Mais il y a une autre particularité : c’est le fait que l’enseignement de l’histoire se déploie des origines aux temps présents. Ceci est d’ailleurs une particularité française, sauf après 1945 où il faut attendre 1960 pour que le temps présent soit abordé explicitement, comme si le trauma de la Seconde Guerre mondiale, notamment la Shoah, avait été si fort que l’on se sente en difficulté pour dire le temps présent. Mais après la Première Guerre mondiale, le temps présent est intégré dans les programmes qui s’arrêtent à la signature de l’Armistice le 11 novembre 1918. C’est Rethondes qui solde la fin des programmes. Et c’est ce qu’apprennent les élèves dès 1919-1920.
• Après la guerre, les manuels présentent-ils une inflexion sur le sens de l’engagement patriotique ?

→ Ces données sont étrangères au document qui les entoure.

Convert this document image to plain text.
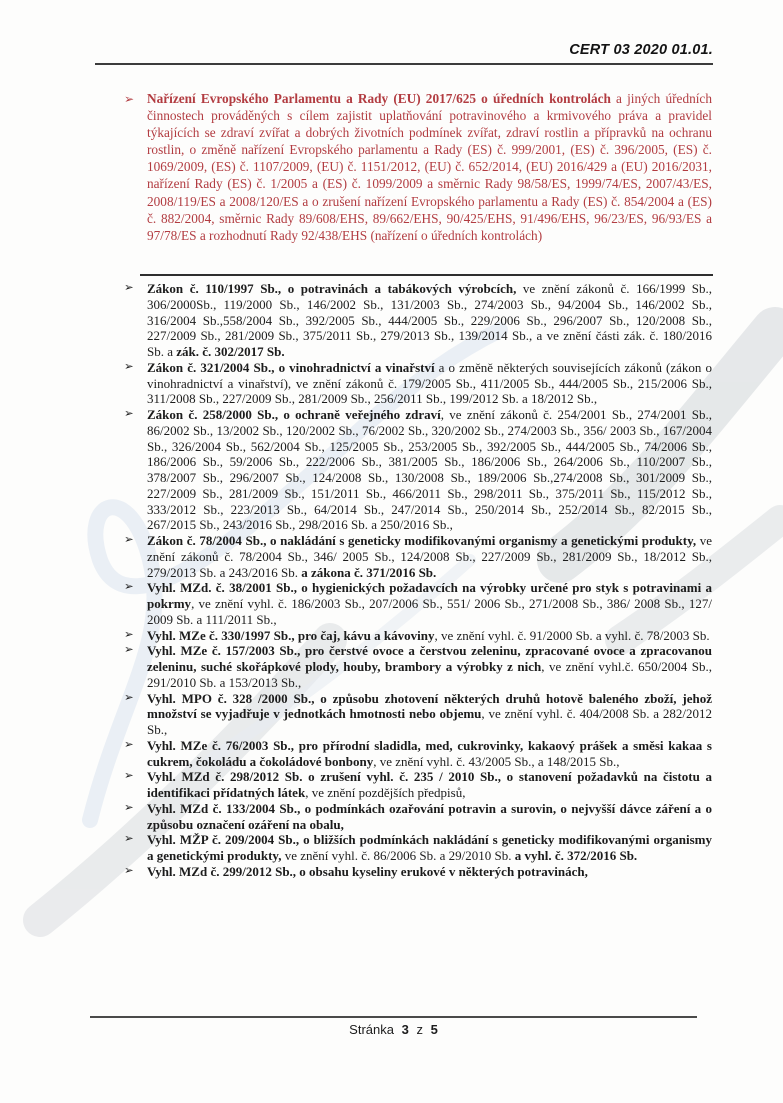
CERT 03 2020 01.01.
➢ Nařízení Evropského Parlamentu a Rady (EU) 2017/625 o úředních kontrolách a jiných úředních činnostech prováděných s cílem zajistit uplatňování potravinového a krmivového práva a pravidel týkajících se zdraví zvířat a dobrých životních podmínek zvířat, zdraví rostlin a přípravků na ochranu rostlin, o změně nařízení Evropského parlamentu a Rady (ES) č. 999/2001, (ES) č. 396/2005, (ES) č. 1069/2009, (ES) č. 1107/2009, (EU) č. 1151/2012, (EU) č. 652/2014, (EU) 2016/429 a (EU) 2016/2031, nařízení Rady (ES) č. 1/2005 a (ES) č. 1099/2009 a směrnic Rady 98/58/ES, 1999/74/ES, 2007/43/ES, 2008/119/ES a 2008/120/ES a o zrušení nařízení Evropského parlamentu a Rady (ES) č. 854/2004 a (ES) č. 882/2004, směrnic Rady 89/608/EHS, 89/662/EHS, 90/425/EHS, 91/496/EHS, 96/23/ES, 96/93/ES a 97/78/ES a rozhodnutí Rady 92/438/EHS (nařízení o úředních kontrolách)
➢ Zákon č. 110/1997 Sb., o potravinách a tabákových výrobcích, ve znění zákonů č. 166/1999 Sb., 306/2000Sb., 119/2000 Sb., 146/2002 Sb., 131/2003 Sb., 274/2003 Sb., 94/2004 Sb., 146/2002 Sb., 316/2004 Sb.,558/2004 Sb., 392/2005 Sb., 444/2005 Sb., 229/2006 Sb., 296/2007 Sb., 120/2008 Sb., 227/2009 Sb., 281/2009 Sb., 375/2011 Sb., 279/2013 Sb., 139/2014 Sb., a ve znění části zák. č. 180/2016 Sb. a zák. č. 302/2017 Sb.
➢ Zákon č. 321/2004 Sb., o vinohradnictví a vinařství a o změně některých souvisejících zákonů (zákon o vinohradnictví a vinařství), ve znění zákonů č. 179/2005 Sb., 411/2005 Sb., 444/2005 Sb., 215/2006 Sb., 311/2008 Sb., 227/2009 Sb., 281/2009 Sb., 256/2011 Sb., 199/2012 Sb. a 18/2012 Sb.,
➢ Zákon č. 258/2000 Sb., o ochraně veřejného zdraví, ve znění zákonů č. 254/2001 Sb., 274/2001 Sb., 86/2002 Sb., 13/2002 Sb., 120/2002 Sb., 76/2002 Sb., 320/2002 Sb., 274/2003 Sb., 356/ 2003 Sb., 167/2004 Sb., 326/2004 Sb., 562/2004 Sb., 125/2005 Sb., 253/2005 Sb., 392/2005 Sb., 444/2005 Sb., 74/2006 Sb., 186/2006 Sb., 59/2006 Sb., 222/2006 Sb., 381/2005 Sb., 186/2006 Sb., 264/2006 Sb., 110/2007 Sb., 378/2007 Sb., 296/2007 Sb., 124/2008 Sb., 130/2008 Sb., 189/2006 Sb.,274/2008 Sb., 301/2009 Sb., 227/2009 Sb., 281/2009 Sb., 151/2011 Sb., 466/2011 Sb., 298/2011 Sb., 375/2011 Sb., 115/2012 Sb., 333/2012 Sb., 223/2013 Sb., 64/2014 Sb., 247/2014 Sb., 250/2014 Sb., 252/2014 Sb., 82/2015 Sb., 267/2015 Sb., 243/2016 Sb., 298/2016 Sb. a 250/2016 Sb.,
➢ Zákon č. 78/2004 Sb., o nakládání s geneticky modifikovanými organismy a genetickými produkty, ve znění zákonů č. 78/2004 Sb., 346/ 2005 Sb., 124/2008 Sb., 227/2009 Sb., 281/2009 Sb., 18/2012 Sb., 279/2013 Sb. a 243/2016 Sb. a zákona č. 371/2016 Sb.
➢ Vyhl. MZd. č. 38/2001 Sb., o hygienických požadavcích na výrobky určené pro styk s potravinami a pokrmy, ve znění vyhl. č. 186/2003 Sb., 207/2006 Sb., 551/ 2006 Sb., 271/2008 Sb., 386/ 2008 Sb., 127/ 2009 Sb. a 111/2011 Sb.,
➢ Vyhl. MZe č. 330/1997 Sb., pro čaj, kávu a kávoviny, ve znění vyhl. č. 91/2000 Sb. a vyhl. č. 78/2003 Sb.
➢ Vyhl. MZe č. 157/2003 Sb., pro čerstvé ovoce a čerstvou zeleninu, zpracované ovoce a zpracovanou zeleninu, suché skořápkové plody, houby, brambory a výrobky z nich, ve znění vyhl.č. 650/2004 Sb., 291/2010 Sb. a 153/2013 Sb.,
➢ Vyhl. MPO č. 328 /2000 Sb., o způsobu zhotovení některých druhů hotově baleného zboží, jehož množství se vyjadřuje v jednotkách hmotnosti nebo objemu, ve znění vyhl. č. 404/2008 Sb. a 282/2012 Sb.,
➢ Vyhl. MZe č. 76/2003 Sb., pro přírodní sladidla, med, cukrovinky, kakaový prášek a směsi kakaa s cukrem, čokoládu a čokoládové bonbony, ve znění vyhl. č. 43/2005 Sb., a 148/2015 Sb.,
➢ Vyhl. MZd č. 298/2012 Sb. o zrušení vyhl. č. 235 / 2010 Sb., o stanovení požadavků na čistotu a identifikaci přídatných látek, ve znění pozdějších předpisů,
➢ Vyhl. MZd č. 133/2004 Sb., o podmínkách ozařování potravin a surovin, o nejvyšší dávce záření a o způsobu označení ozáření na obalu,
➢ Vyhl. MŽP č. 209/2004 Sb., o bližších podmínkách nakládání s geneticky modifikovanými organismy a genetickými produkty, ve znění vyhl. č. 86/2006 Sb. a 29/2010 Sb. a vyhl. č. 372/2016 Sb.
➢ Vyhl. MZd č. 299/2012 Sb., o obsahu kyseliny erukové v některých potravinách,
Stránka 3 z 5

On reste dans un esprit patriotique que cela soit dans les manuels scolaires de l’école publique ou privée. Dans le livre d’école fourni gratuitement après-guerre par la ville de Paris aux écoles primaires, pour le cours moyen, la leçon se termine par ces phrases :
« La Paix ne fut signée à Versailles qu’un an après, en juin 1919. L’Alsace-Lorraine nous était restituée et la réparation de nos dommages nous était promise. Mais la France, toujours à la peine et à l’honneur sur tous les fronts, avait perdu 1.500 000 de ses enfants, 10 départements avaient été envahis, pillés, incendiés. Grandie moralement aux yeux du monde elle sortait de l’épreuve exsangue et déçue [15]. »
La leçon se termine par la création de la SDN, espoir de la France d’une paix durable. Mais c’est aussi dans l’organisation de la leçon que s’ancre cet esprit dans l’après-guerre : il y a les causes (les Allemands sont responsables, « le parti militaire conduit par le kronprinz devenait tout-puissant [16] », « l’Allemagne avait en effet, plus qu’aucun autre peuple, une mentalité impérialiste et belliqueuse [17] »), le déroulement (mouvements, tranchées, mouvements) et la résolution de la guerre (la victoire). Ce triptyque est d’ailleurs encore en vigueur aujourd’hui. C’est peut-être le sujet même qui s’y prête avec un découpage chronologique assez simple à faire et à penser.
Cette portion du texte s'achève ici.